Recent advances in vision-language models (VLMs) have made them highly effective at reasoning tasks. However, the principles underlying the construction of performant VL reasoning training datasets remain poorly understood. In this work, we introduce several data curation approaches and study their impacts on VL reasoning capabilities by carefully controlling training and evaluation setups. We analyze the effects of context (image and question pair) sources, implement targeted data interventions, and explore scaling up images, questions, and chain-of-thought (CoT) solutions. Our findings reveal that (a) context source strategies significantly affect VLM performance, (b) interventions such as auxiliary signals from image captions and the inclusion of text-only reasoning yield substantial gains, and (c) scaling all data dimensions (e.g., unique questions per image and unique CoTs per image-question pair) consistently improves reasoning capability.
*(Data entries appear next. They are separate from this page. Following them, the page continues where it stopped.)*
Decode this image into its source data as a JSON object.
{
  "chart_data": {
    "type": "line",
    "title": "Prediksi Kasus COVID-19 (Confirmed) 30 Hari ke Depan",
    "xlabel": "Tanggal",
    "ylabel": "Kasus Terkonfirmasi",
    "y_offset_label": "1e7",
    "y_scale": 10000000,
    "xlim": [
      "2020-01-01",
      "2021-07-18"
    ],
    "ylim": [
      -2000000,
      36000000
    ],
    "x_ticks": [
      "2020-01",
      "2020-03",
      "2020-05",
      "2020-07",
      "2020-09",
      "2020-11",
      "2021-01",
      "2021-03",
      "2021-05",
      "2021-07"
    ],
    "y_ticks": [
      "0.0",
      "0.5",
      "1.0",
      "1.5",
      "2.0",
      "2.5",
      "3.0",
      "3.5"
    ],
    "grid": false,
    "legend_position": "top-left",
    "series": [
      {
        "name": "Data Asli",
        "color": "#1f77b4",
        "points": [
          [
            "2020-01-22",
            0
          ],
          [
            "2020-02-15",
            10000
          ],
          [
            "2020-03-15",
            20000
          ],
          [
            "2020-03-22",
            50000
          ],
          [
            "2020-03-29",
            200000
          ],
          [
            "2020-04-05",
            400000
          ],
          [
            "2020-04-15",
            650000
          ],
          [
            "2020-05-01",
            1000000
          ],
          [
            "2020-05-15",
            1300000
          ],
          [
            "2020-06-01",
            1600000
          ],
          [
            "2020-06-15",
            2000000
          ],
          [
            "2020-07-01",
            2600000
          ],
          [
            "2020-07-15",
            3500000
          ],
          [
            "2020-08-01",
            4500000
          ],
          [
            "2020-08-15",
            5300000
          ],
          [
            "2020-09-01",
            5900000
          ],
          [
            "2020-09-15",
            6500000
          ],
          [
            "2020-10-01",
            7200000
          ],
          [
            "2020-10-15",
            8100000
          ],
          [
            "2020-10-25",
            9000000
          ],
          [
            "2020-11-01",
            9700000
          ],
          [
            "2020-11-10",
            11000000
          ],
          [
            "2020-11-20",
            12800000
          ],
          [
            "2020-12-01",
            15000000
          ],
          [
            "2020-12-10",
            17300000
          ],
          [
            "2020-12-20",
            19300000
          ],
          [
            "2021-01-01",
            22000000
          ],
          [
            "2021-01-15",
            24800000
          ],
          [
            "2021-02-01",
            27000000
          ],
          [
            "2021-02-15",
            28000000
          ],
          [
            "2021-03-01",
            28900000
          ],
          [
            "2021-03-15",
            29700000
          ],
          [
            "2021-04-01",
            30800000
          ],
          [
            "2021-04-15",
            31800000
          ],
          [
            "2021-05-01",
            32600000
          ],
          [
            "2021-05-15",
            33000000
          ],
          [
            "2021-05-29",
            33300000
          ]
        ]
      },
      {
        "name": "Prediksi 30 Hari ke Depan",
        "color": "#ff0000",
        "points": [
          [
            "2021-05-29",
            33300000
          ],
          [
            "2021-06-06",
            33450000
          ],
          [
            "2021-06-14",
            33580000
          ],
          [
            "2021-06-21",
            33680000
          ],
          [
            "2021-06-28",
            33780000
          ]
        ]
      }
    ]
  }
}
Motivated by these insights, we introduce HoneyBee, a large-scale, high-quality CoT reasoning dataset with 2.5M examples consisting 350K image-question pairs. VLMs trained with HoneyBee outperform state-of-the-art models across model sizes. For instance, a HoneyBee-trained VLM with 3B parameters outperforms the SOTA model and the base model by 7.8% and 24.8%, respectively, on MathVerse. Furthermore, we propose a test-time scaling strategy that reduces decoding cost by 73% without sacrificing accuracy. Overall, this work presents improved strategies for VL reasoning dataset curation research.